Nicholas R. Parrillo (Yale), A Critical Assessment of the Originalist Case Against Administrative Regulatory Power: New Evidence from the Federal Tax on Private Real Estate in the 1790s, 130 Yale L.J. ___ (2021):
The Supreme Court is poised to toughen the nondelegation doctrine to strike down acts of Congress that give broad discretion to administrators, signaling a potential revolution in the separation of powers. A majority of the Justices have suggested they are open to the sweeping theory that all agency rulemaking is unconstitutional insofar as it coerces private parties and is not about foreign affairs. If adopted, this theory would invalidate most of the federal regulatory state. Jurists and scholars critical of rulemaking’s constitutionality base their claims on the original meaning of the Constitution. But these critics face a serious obstacle: early Congresses enacted several broad delegations of administrative rulemaking authority. The critics’ main response has been that these early statutes don’t count, because they fall into areas in which (say the critics) the original nondelegation doctrine did not apply, or applied only weakly: non-coercive legislation (e.g., giving benefits) or foreign-affairs legislation.
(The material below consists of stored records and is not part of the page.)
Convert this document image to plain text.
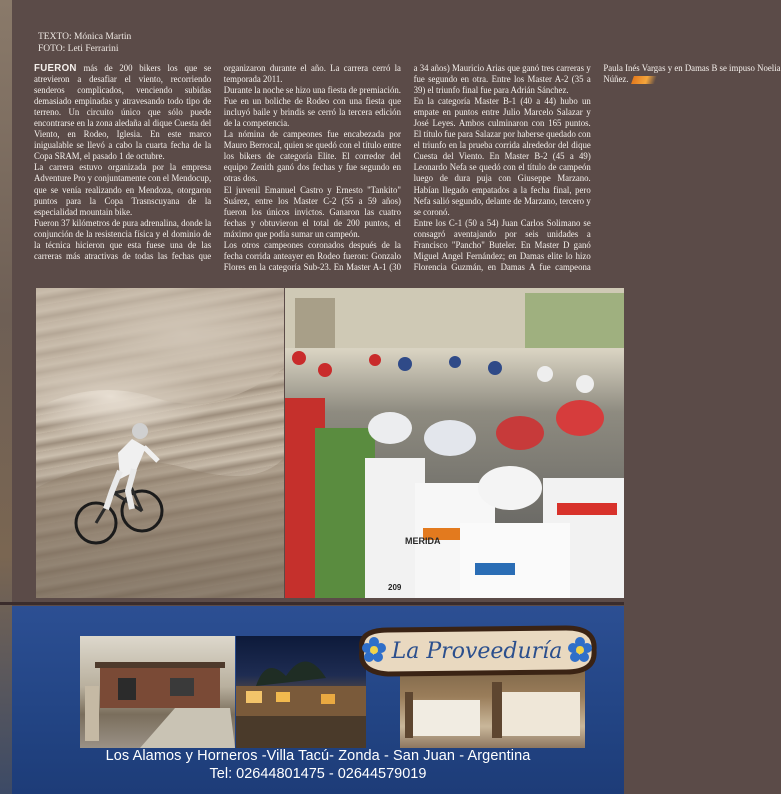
TEXTO: Mónica Martin
FOTO: Leti Ferrarini

FUERON más de 200 bikers los que se atrevieron a desafiar el viento, recorriendo senderos complicados, venciendo subidas demasiado empinadas y atravesando todo tipo de terreno. Un circuito único que sólo puede encontrarse en la zona aledaña al dique Cuesta del Viento, en Rodeo, Iglesia. En este marco inigualable se llevó a cabo la cuarta fecha de la Copa SRAM, el pasado 1 de octubre.

La carrera estuvo organizada por la empresa Adventure Pro y conjuntamente con el Mendocup, que se venía realizando en Mendoza, otorgaron puntos para la Copa Trasnscuyana de la especialidad mountain bike.

Fueron 37 kilómetros de pura adrenalina, donde la conjunción de la resistencia física y el dominio de la técnica hicieron que esta fuese una de las carreras más atractivas de todas las fechas que organizaron durante el año. La carrera cerró la temporada 2011.

Durante la noche se hizo una fiesta de premiación. Fue en un boliche de Rodeo con una fiesta que incluyó baile y brindis se cerró la tercera edición de la competencia.

La nómina de campeones fue encabezada por Mauro Berrocal, quien se quedó con el título entre los bikers de categoría Elite. El corredor del equipo Zenith ganó dos fechas y fue segundo en otras dos.

El juvenil Emanuel Castro y Ernesto "Tankito" Suárez, entre los Master C-2 (55 a 59 años) fueron los únicos invictos. Ganaron las cuatro fechas y obtuvieron el total de 200 puntos, el máximo que podía sumar un campeón.

Los otros campeones coronados después de la fecha corrida anteayer en Rodeo fueron: Gonzalo Flores en la categoría Sub-23. En Master A-1 (30 a 34 años) Mauricio Arias que ganó tres carreras y fue segundo en otra. Entre los Master A-2 (35 a 39) el triunfo final fue para Adrián Sánchez.

En la categoría Master B-1 (40 a 44) hubo un empate en puntos entre Julio Marcelo Salazar y José Leyes. Ambos culminaron con 165 puntos. El título fue para Salazar por haberse quedado con el triunfo en la prueba corrida alrededor del dique Cuesta del Viento. En Master B-2 (45 a 49) Leonardo Nefa se quedó con el título de campeón luego de dura puja con Giuseppe Marzano. Habían llegado empatados a la fecha final, pero Nefa salió segundo, delante de Marzano, tercero y se coronó.

Entre los C-1 (50 a 54) Juan Carlos Solimano se consagró aventajando por seis unidades a Francisco "Pancho" Buteler. En Master D ganó Miguel Angel Fernández; en Damas elite lo hizo Florencia Guzmán, en Damas A fue campeona Paula Inés Vargas y en Damas B se impuso Noelia Núñez.

MERIDA
209
La Proveeduría
Los Alamos y Horneros -Villa Tacú- Zonda - San Juan - Argentina
Tel: 02644801475 - 02644579019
This Article finds that the originalist critics of rulemaking are mistaken to say that no early congressional grant of rulemaking power was coercive and domestic. There is a major counter-example missed by the literature on nondelegation, indeed by all of legal scholarship, and not discussed more than briefly even by historians: the rulemaking power under the “direct tax” of 1798. In that legislation, Congress apportioned a federal tax quota to the people of each state, to be paid predominantly by owners of real estate in proportion to their properties’ respective values. Thousands of federal assessors assigned taxable values to literally every house and farm in every state of the Union, deciding what each was “worth in money”—a standard that the legislation stated but did not define. Because assessors in different parts of a state could differ greatly in how they did valuation, Congress established within each state a federal board of tax commissioners with power to divide the state into districts and to raise or lower the assessors’ valuations of all real estate in any district by any proportion “as shall appear to be just and equitable”—a phrase undefined in the statute and not a term of art. The federal boards’ power to revise valuations en masse in each intra-state tax district is identical to the fact pattern in the leading Supreme Court precedent defining rulemaking. Thus, each federal board in 1798 controlled, by rule, the distribution of the federal tax burden within the state it covered.
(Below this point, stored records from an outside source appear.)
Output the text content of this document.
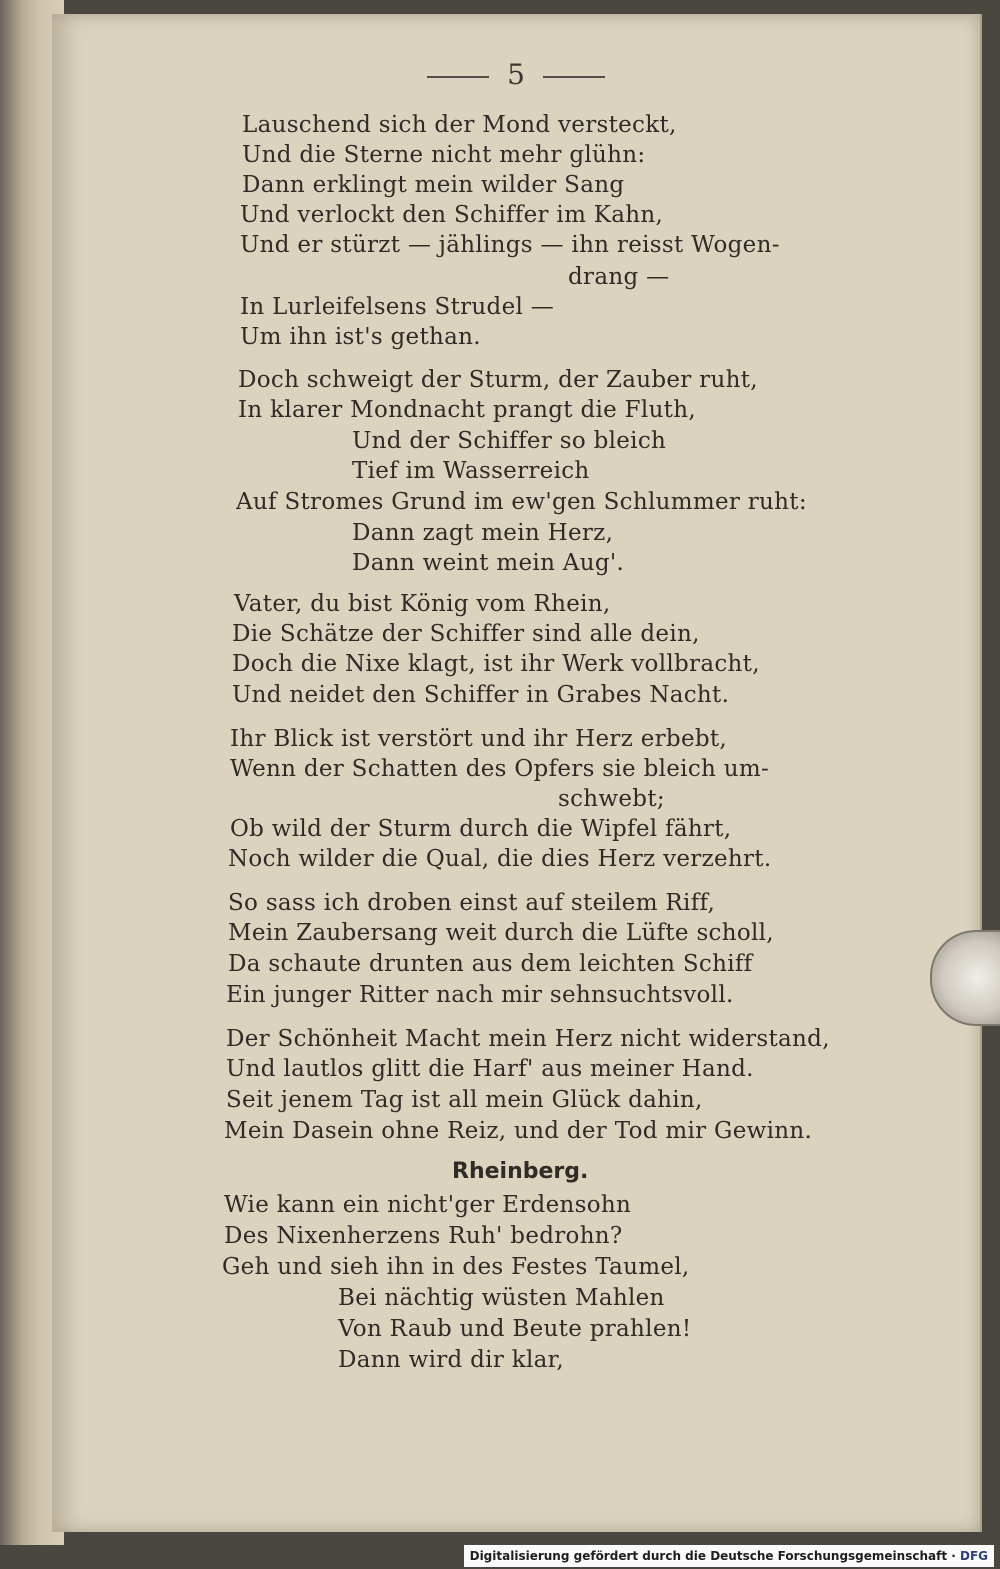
5
Lauschend sich der Mond versteckt,
Und die Sterne nicht mehr glühn:
Dann erklingt mein wilder Sang
Und verlockt den Schiffer im Kahn,
Und er stürzt — jählings — ihn reisst Wogen-
drang —
In Lurleifelsens Strudel —
Um ihn ist's gethan.
Doch schweigt der Sturm, der Zauber ruht,
In klarer Mondnacht prangt die Fluth,
Und der Schiffer so bleich
Tief im Wasserreich
Auf Stromes Grund im ew'gen Schlummer ruht:
Dann zagt mein Herz,
Dann weint mein Aug'.
Vater, du bist König vom Rhein,
Die Schätze der Schiffer sind alle dein,
Doch die Nixe klagt, ist ihr Werk vollbracht,
Und neidet den Schiffer in Grabes Nacht.
Ihr Blick ist verstört und ihr Herz erbebt,
Wenn der Schatten des Opfers sie bleich um-
schwebt;
Ob wild der Sturm durch die Wipfel fährt,
Noch wilder die Qual, die dies Herz verzehrt.
So sass ich droben einst auf steilem Riff,
Mein Zaubersang weit durch die Lüfte scholl,
Da schaute drunten aus dem leichten Schiff
Ein junger Ritter nach mir sehnsuchtsvoll.
Der Schönheit Macht mein Herz nicht widerstand,
Und lautlos glitt die Harf' aus meiner Hand.
Seit jenem Tag ist all mein Glück dahin,
Mein Dasein ohne Reiz, und der Tod mir Gewinn.
Rheinberg.
Wie kann ein nicht'ger Erdensohn
Des Nixenherzens Ruh' bedrohn?
Geh und sieh ihn in des Festes Taumel,
Bei nächtig wüsten Mahlen
Von Raub und Beute prahlen!
Dann wird dir klar,
Digitalisierung gefördert durch die Deutsche Forschungsgemeinschaft · DFG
This Article is the first study of the federal boards’ mass revision power. It establishes that the mass revisions (a) were often aggressive, as when the federal board in Maryland raised the taxable value of all houses in Baltimore, the nation’s fourth-largest city, by 100 percent; (b) involved much discretion, given serious data limitations and the absence of any consensus method; (c) had a major political aspect, as the federal boards were inheriting the contentious land-tax politics that had previously raged within the state legislatures, pitting the typical state’s rich commercial coast against its poor inland farms; (d) were not subject to judicial review; and (e) were accepted as constitutional by the Federalist majority and Jeffersonian opposition in 1798 and also by the Jeffersonians when they later took over, indicating the boards’ power was consistent with original meaning, or, alternatively, with the Constitution’s liquidated meaning. Vesting administrators with discretionary power to make politically-charged rules domestically affecting private rights was not alien to the first generation of lawmakers who put the Constitution into practice.
More broadly, this Article is the first in-depth treatment of the 1798 direct tax’s administration. It shows that the tax, measured by personnel, was the largest federal administrative endeavor, outside the military, of the Constitution’s first two decades. It is remarkable that today’s passionate debate on whether the administrative regulatory state violates the framers’ Constitution has so far made no reckoning with this endeavor.